De acordo com o cardiologista Alexandre Volney Villa, que se especializou em ecocardiografia, a ressonância consiste em uma das mais completas avaliações cardíacas. "Para muitas doenças, ela é o padrão ouro, ou seja, o exame de referência para o diagnóstico", explica.
A RMC gera imagens de alta definição, fato que facilita o diagnóstico de doenças cardíacas complexas, como as anomalias congênitas. Ela também é indicada para a identificação de tumores e alterações dos vasos sanguíneos responsáveis por irrigar o coração.
No Centro de Diagnóstico Unimed (CDU), em Bauru, os pacientes podem fazer o exame em um dos aparelhos mais modernos da América Latina, chamado Magnetom Vida.

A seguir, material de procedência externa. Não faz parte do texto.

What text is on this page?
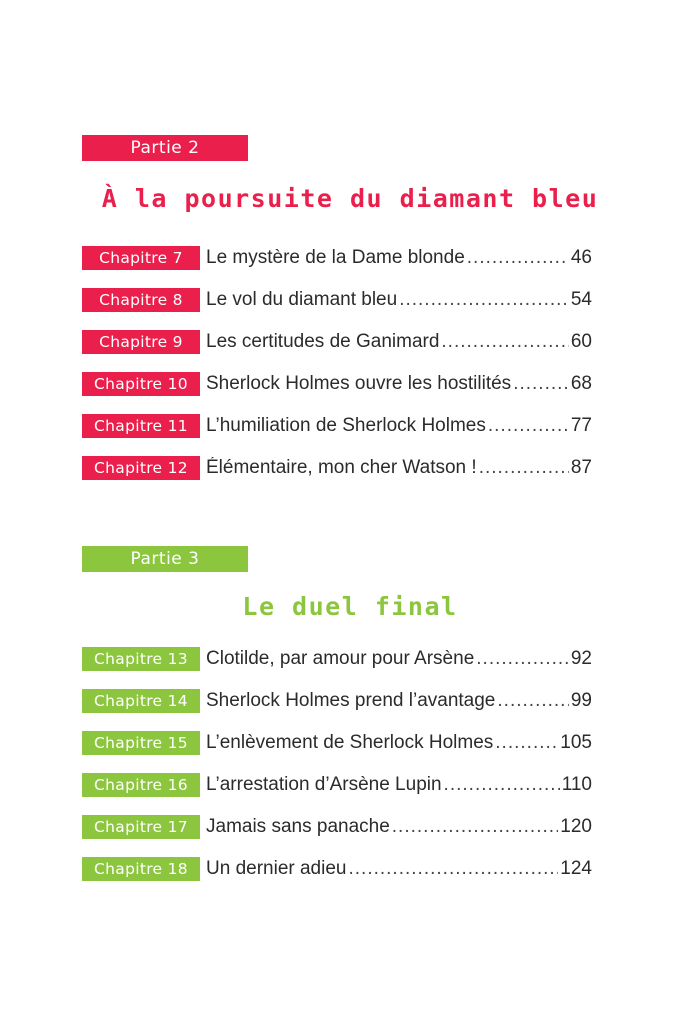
Partie 2
À la poursuite du diamant bleu
Chapitre 7	Le mystère de la Dame blonde .....	46
Chapitre 8	Le vol du diamant bleu .....	54
Chapitre 9	Les certitudes de Ganimard .....	60
Chapitre 10 Sherlock Holmes ouvre les hostilités .....	68
Chapitre 11 L’humiliation de Sherlock Holmes .....	77
Chapitre 12 Élémentaire, mon cher Watson ! .....	87
Partie 3
Le duel final
Chapitre 13 Clotilde, par amour pour Arsène .....	92
Chapitre 14 Sherlock Holmes prend l’avantage .....	99
Chapitre 15 L’enlèvement de Sherlock Holmes .....	105
Chapitre 16 L’arrestation d’Arsène Lupin .....	110
Chapitre 17 Jamais sans panache .....	120
Chapitre 18 Un dernier adieu .....	124
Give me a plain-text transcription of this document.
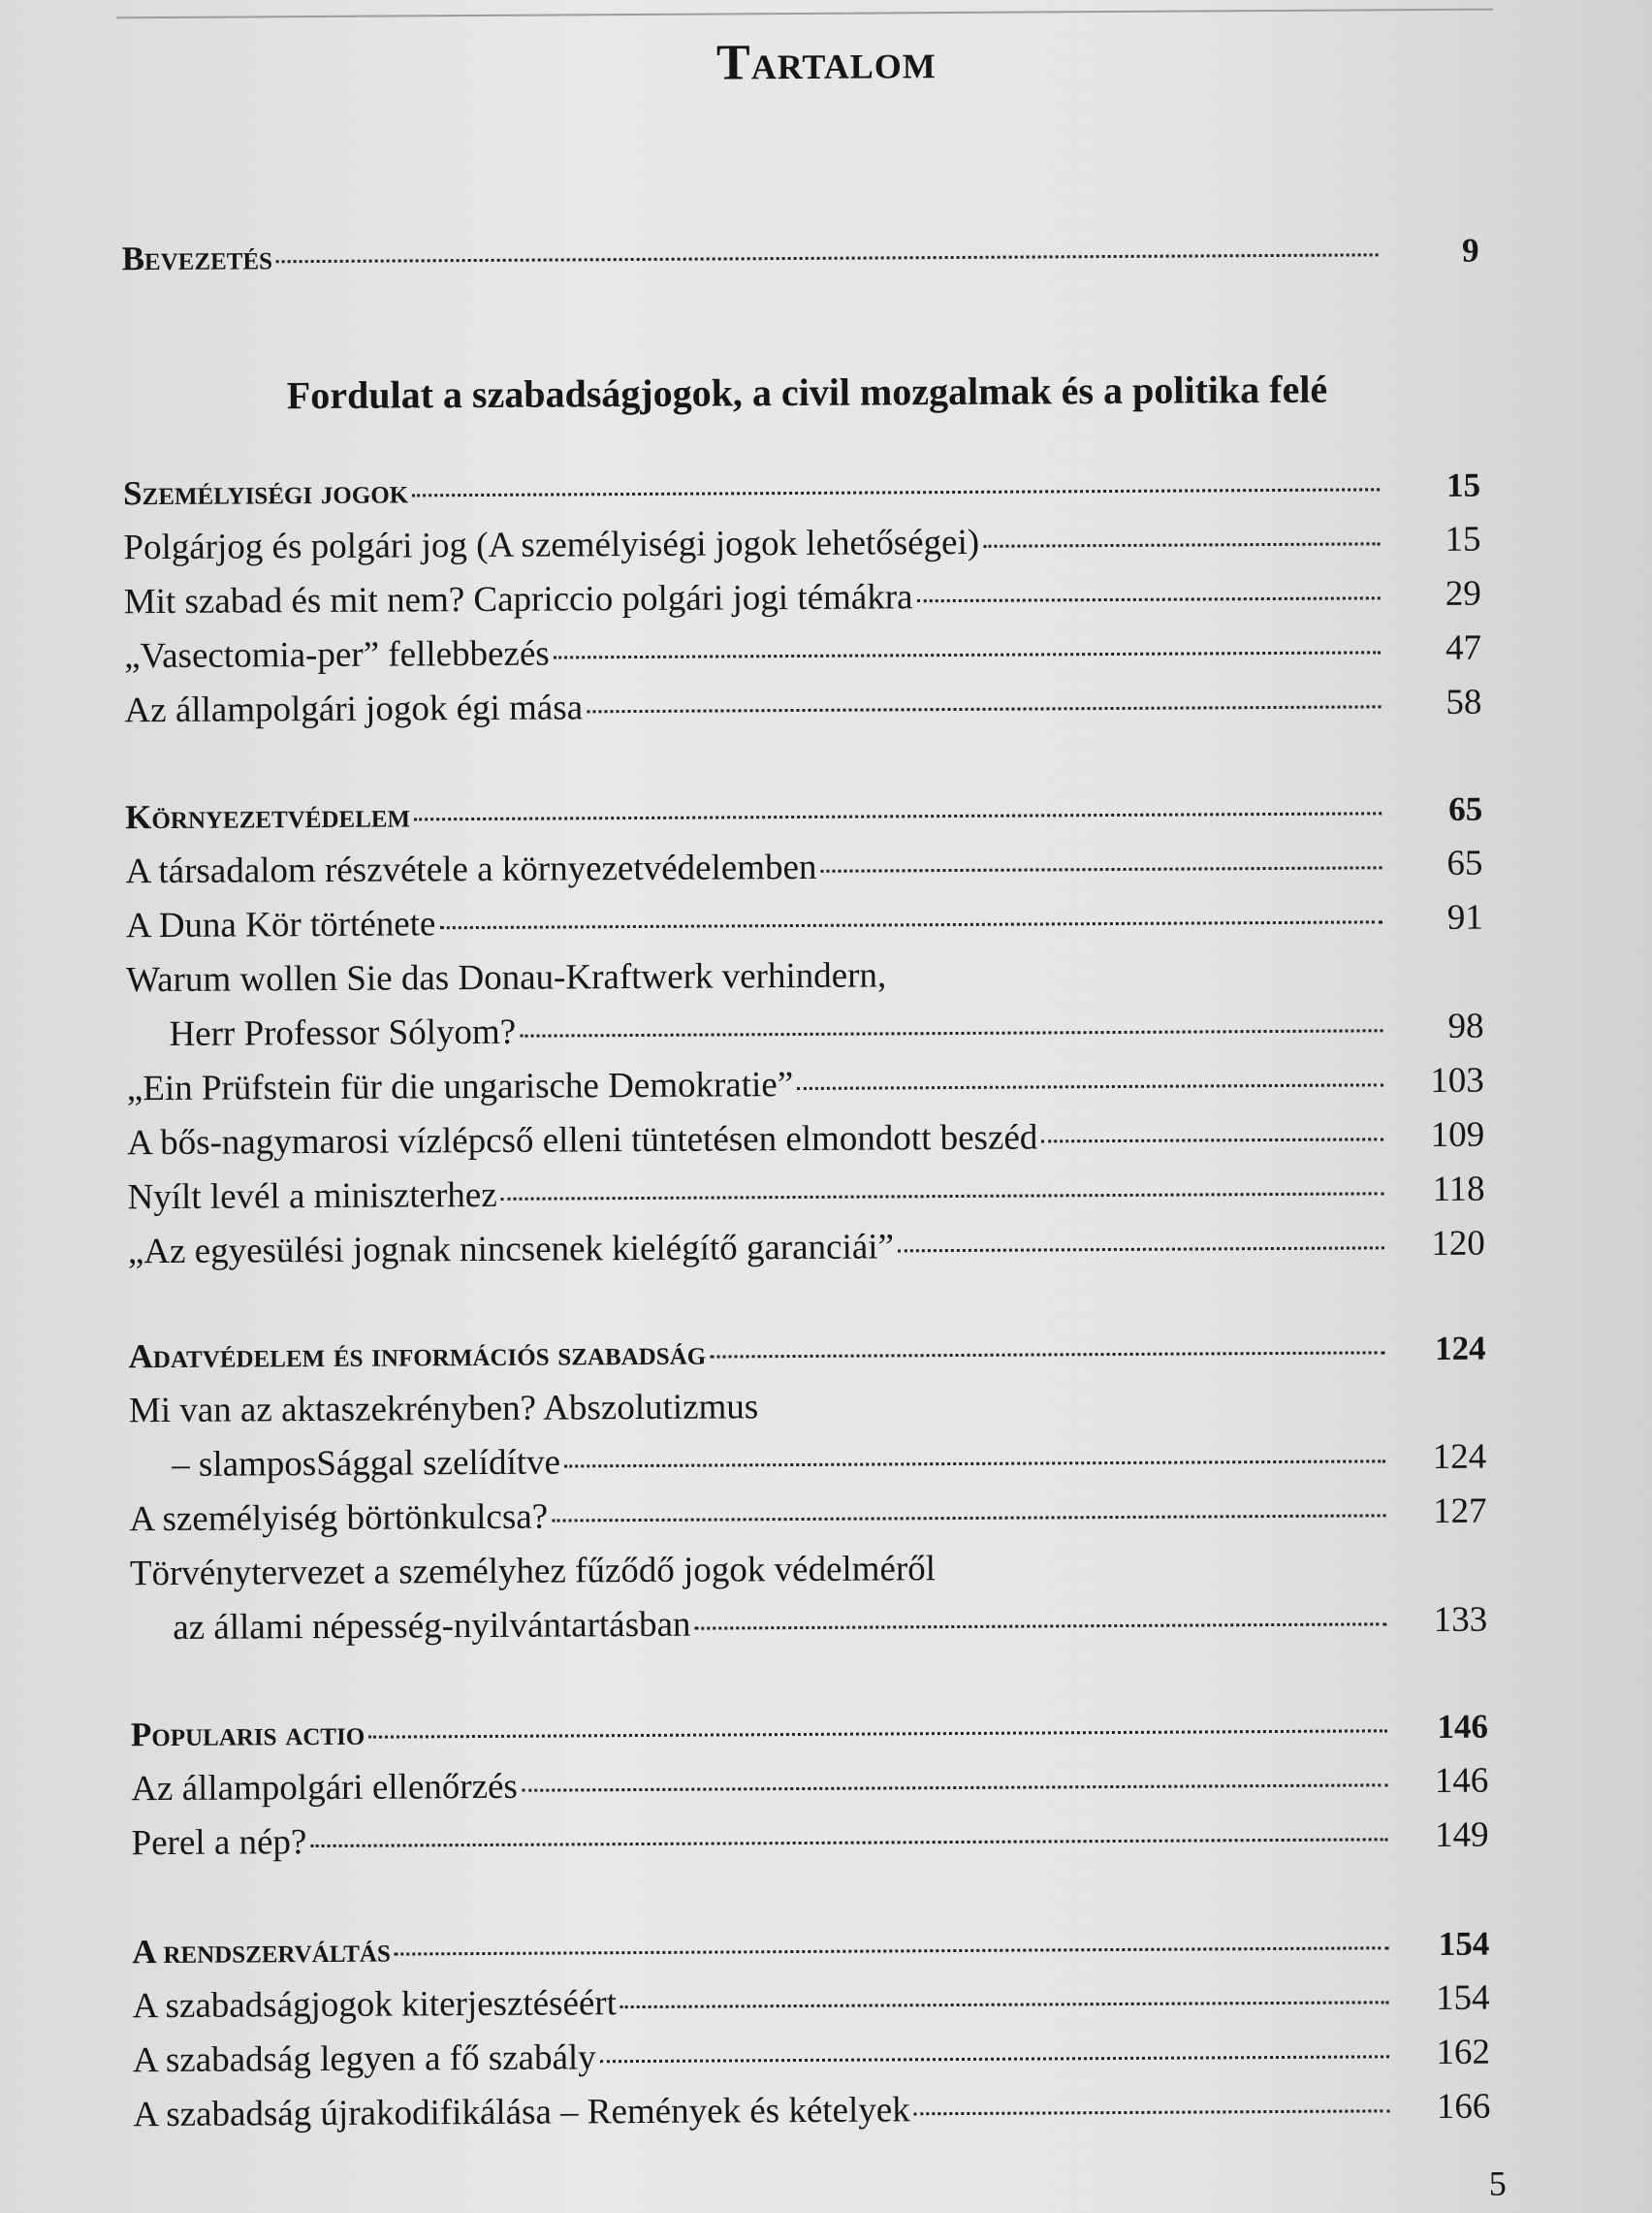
Tartalom
Bevezetés	9
Fordulat a szabadságjogok, a civil mozgalmak és a politika felé
Személyiségi jogok	15
Polgárjog és polgári jog (A személyiségi jogok lehetőségei)	15
Mit szabad és mit nem? Capriccio polgári jogi témákra	29
„Vasectomia-per” fellebbezés	47
Az állampolgári jogok égi mása	58
Környezetvédelem	65
A társadalom részvétele a környezetvédelemben	65
A Duna Kör története	91
Warum wollen Sie das Donau-Kraftwerk verhindern,
Herr Professor Sólyom?	98
„Ein Prüfstein für die ungarische Demokratie”	103
A bős-nagymarosi vízlépcső elleni tüntetésen elmondott beszéd	109
Nyílt levél a miniszterhez	118
„Az egyesülési jognak nincsenek kielégítő garanciái”	120
Adatvédelem és információs szabadság	124
Mi van az aktaszekrényben? Abszolutizmus
– slamposSággal szelídítve	124
A személyiség börtönkulcsa?	127
Törvénytervezet a személyhez fűződő jogok védelméről
az állami népesség-nyilvántartásban	133
Popularis actio	146
Az állampolgári ellenőrzés	146
Perel a nép?	149
A rendszerváltás	154
A szabadságjogok kiterjesztéséért	154
A szabadság legyen a fő szabály	162
A szabadság újrakodifikálása – Remények és kételyek	166
5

O equipamento proporciona mais agilidade e precisão nos diagnósticos. Além disso, ele se adapta às necessidades dos pacientes, minimizando as diferenças e as dificuldades fisiológicas do dia a dia.
O aparelho possui alta potência de campo magnético, de 3 tesla, aliada à maior abertura disponível no segmento (70 centímetros) e às mais modernas técnicas de formação e aceleração de imagem.